Журнал «Русский начальный учитель» в передовой статье не одобрял книжки «Посредника» за «слишком поучительный характер, который легко может надоедать; правда, поучение предлагается обыкновенно в форме рассказа, но рассказа с предвзятыми идеями. Такие таланты, как гр. Л. Толстого, нередко выносят эти путы предвзятых идей и дают все же прекрасные образы, но уже в тех, которые, по слухам, проникшим в печать, только исправлялись гр. Л. Толстым, часто сквозят белые нитки — впечатление портится. Рассказы из столь чуждой нашему народу жизни, как рассказ о жизни Сократа, по нашему мнению, только в редких случаях могут производить сильное впечатление на читателя-крестьянина»67.

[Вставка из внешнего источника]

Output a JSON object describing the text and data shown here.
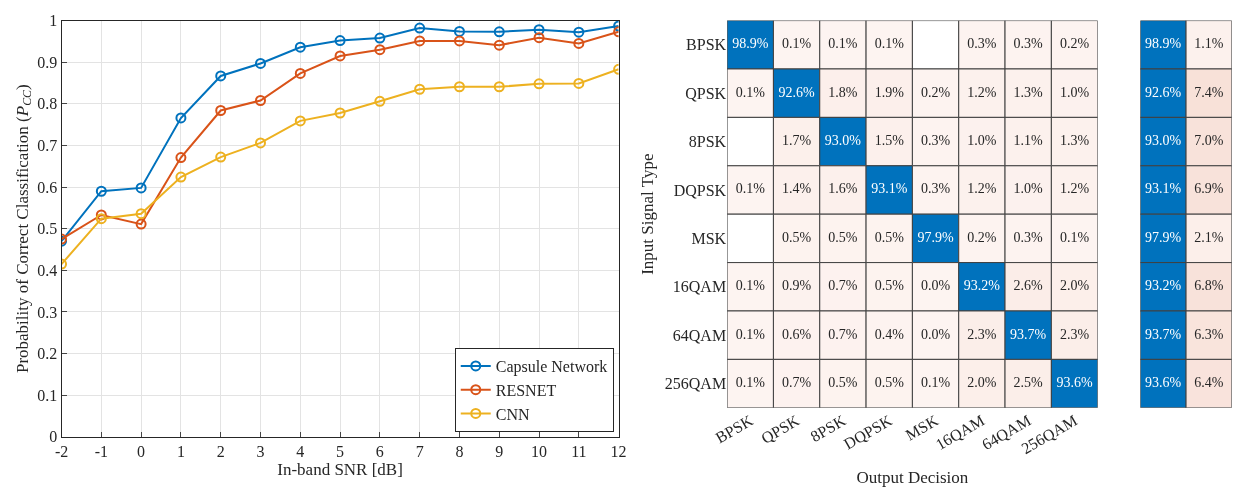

В другой рецензии на издания «Посредника» «Русский начальный учитель» выделил как «истинно художественные», действующие «прямо на сердце человека» рассказы Толстого «Бог правду видит...», «Где любовь, там и бог» и «Два старика», но резко напал на «Сказку об Иване-дураке». Не соглашаясь с Толстым в том, что сила и счастье жителей Иванова царства заключались в непротивлении злу, рецензент писал: «В сказке все это легко устроить, но так ли бывает в действительности! За примером ходить не далеко. Год тому назад англичане без выстрела заняли целое азиатское государство Бирму; жители не сопротивлялись злу, но им так хорошо стало, что теперь идет там ожесточенная война, в которой англичане даже не оказались победителями — значит, и год тому назад сопротивление было возможно, а именно было непротивление злу»68.

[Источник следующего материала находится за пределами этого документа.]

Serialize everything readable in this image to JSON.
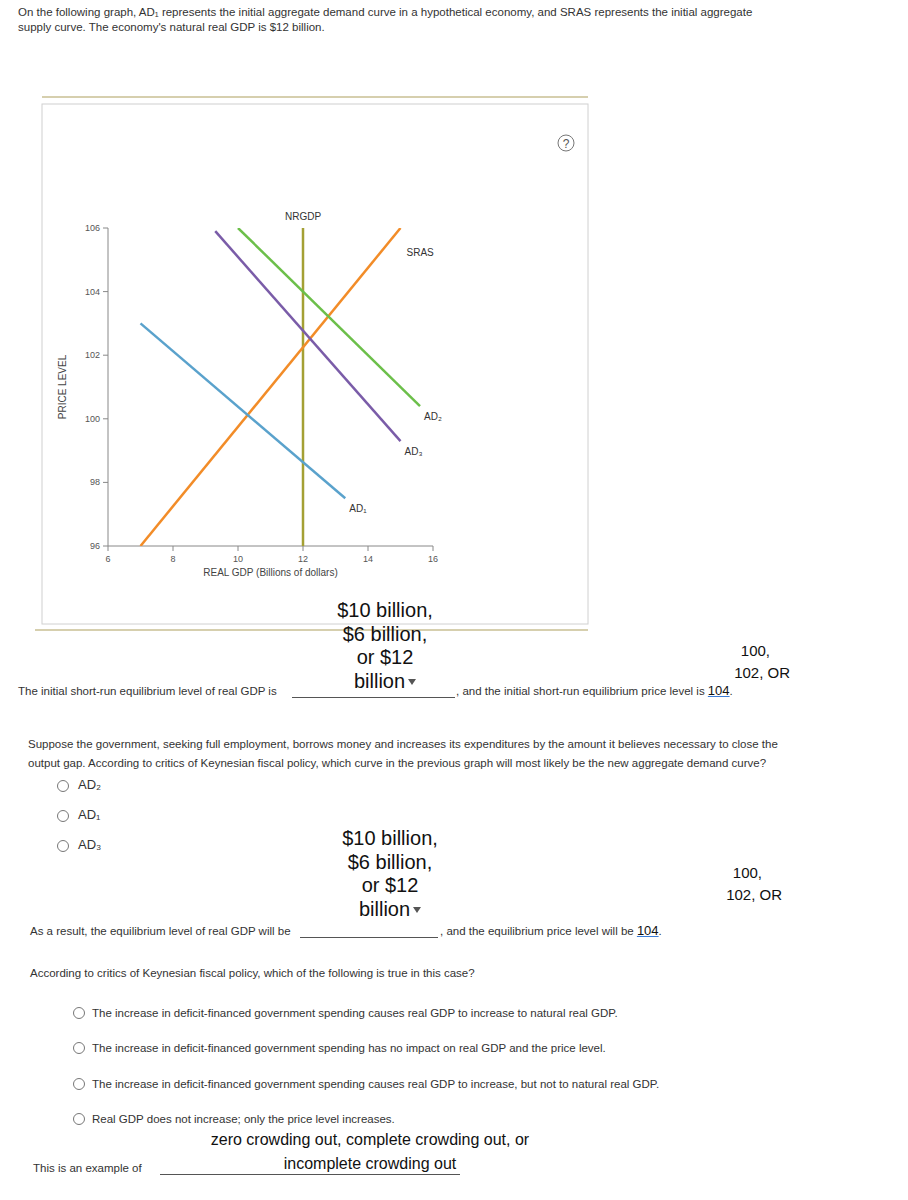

«Сказку об Иване-дураке» и журнал «Народная школа» называет «сумбуром», «апологией глупости», «грубым пасквилем на умственный труд». Комментируя непротивление дураков, журнал пишет: «Как бы хорошо, если бы и русские так оборонялись и от татар, и от поляков, и от французов. Всем врагам нашим так же бы гнусно стало, и они все также бы разбежались!..» Высоко оценивая рассказы «Чем люди живы», «Упустишь огонь — не потушишь», «Бог правду видит» и особенно «Два старика», который «прекрасен во всех отношениях», журнал называет «жалкими», «приносящими большой вред народу» сказки Толстого и выражает надежду, что «высокодаровитый писатель сам увидит, что он пошел по ложному пути и обратится
- 478 -
снова на прежнюю дорогу, по которой он шел столько времени, сопровождаемый почетом и уважением своих сограждан»69.
Журнал «Воспитание и обучение» назвал склад «Посредника» «образцом книгопродавческой фирмы». О рассказе «Упустишь огонь — не потушишь» рецензент писал: «Тут нет навязываемой морали, тут страница из жизни...» Недостатком других рассказов Толстого журнал считает наличие «видений», опасность которых в том, что «этим дается право на существование многим другим суевериям». Рассказ «Свечка» рецензент считает неудачным. «По прочтении его у читателя является недоумение, чем же однако добрый мужик «победил» злого приказчика? Тем ли, что готов был терпеть, не ругаясь? Но ведь эта черта у него и раньше была и не побеждала. Значит, дело не в ней, а в этой свечке, которую, по поверью народному, человек зажег на погибель врага. Своего рода заговор и следовательно своего рода месть, вполне удавшаяся. Для простого читателя этот рассказ является как поддержкой грубому суеверию, так и поводом к жестокому заключению о приказчике: так ему и надо!»70
Х. Д. Алчевская в книге «Что читать народу?» в своем отзыве о «Сказке об Иване-дураке», совершенно не касаясь едкой сатиры Толстого на самодержавие и капитализм, имея в виду только памфлет на интеллигенцию в образе старого дьявола, заканчивает рецензию словами: «Не сочувствуя этому издевательству над умственным трудом, считаем совершенно излишним вводить народную сказку в народную библиотеку»71.
IX
Подготовляя новое издание собрания сочинений Льва Николаевича, Софья Андреевна решила включить в него начатые ранее, но не законченные Толстым рассказы: «История лошади» (как в то время Софья Андреевна называла будущего «Холстомера») и «Смерть Ивана Ильича».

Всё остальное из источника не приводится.